La gamine haussa les épaules.
— Cela expliquerait pourquoi elle veut qu’elle vienne ici, dit Ruth.
— Où habite ta mère ? s’enquit Jacob.
— Au Partit, messire. Ce n’est pas très loin…
CHAPITRE VIII
Raquel n’était pas d’excellente humeur quand elle prit Bonafilla par le coude pour se lancer dans l’exploration forcée de la ville de Perpignan. Elle était munie de conseils destinés à la guider dans le labyrinthe de rues qui s’étendait à l’ouest et au nord du Call et elle avait été prévenue des conséquences terribles si elle s’égarait. Elle était assistée d’un jeune garçon, qui avait pour mission d’empêcher les deux femmes de se perdre en route mais aussi, du haut de ses dix ans, de les défendre s’il le fallait. À le voir, on aurait cru qu’une énorme responsabilité pesait sur ses épaules.
Raquel se fraya un chemin parmi la foule des chalands du matin et entraîna Bonafilla dans cinq échoppes différentes. À l’arrière de chacune d’elles, des ateliers produisaient les habits au superbe fini qui faisaient la réputation de la ville. À cinq reprises, elles examinèrent de la soie ou de l’étoffe de laine, mais elles n’achetèrent rien. Dans ces cinq échoppes, Bonafilla demanda aux commis de déballer les rouleaux dans la rue afin qu’elle les vît mieux ; et, chaque fois, ils les remirent en place.
Lassée par ce manège, Raquel poussa sa compagne vers le magasin d’un gantier.
— Entrons, dit-elle. Je veux voir quelque chose.

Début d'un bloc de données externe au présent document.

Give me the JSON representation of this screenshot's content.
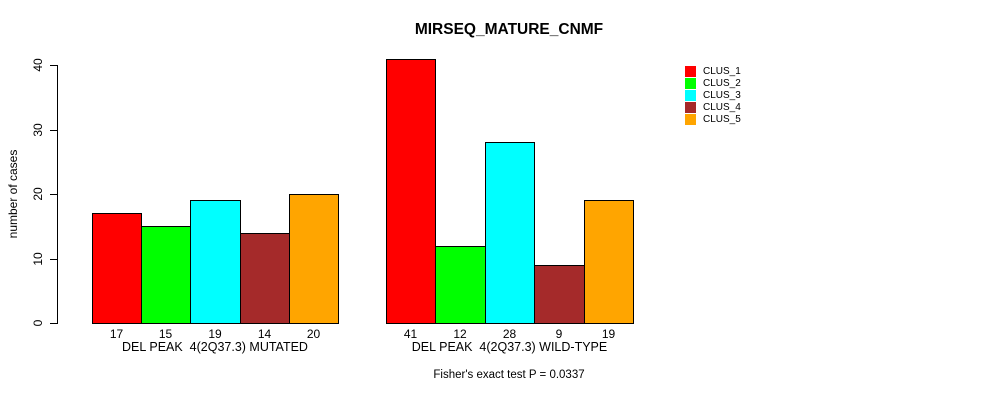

L’endroit était paisible, à peine éclairé par deux fenêtres ; cela sentait bon le cuir frais. Un homme portant un tablier de cuir sortit de l’arrière-boutique et posa une paire de gants sur un comptoir. Il affichait un air de plaisante prospérité.
Au premier regard, Raquel comprit qu’ils étaient différents de tous ceux vus jusqu’ici. Intriguée, elle sourit à l’artisan et en prit un.
— Puis-je l’examiner ? demanda-t-elle.
— Certainement, madame, répondit le gantier.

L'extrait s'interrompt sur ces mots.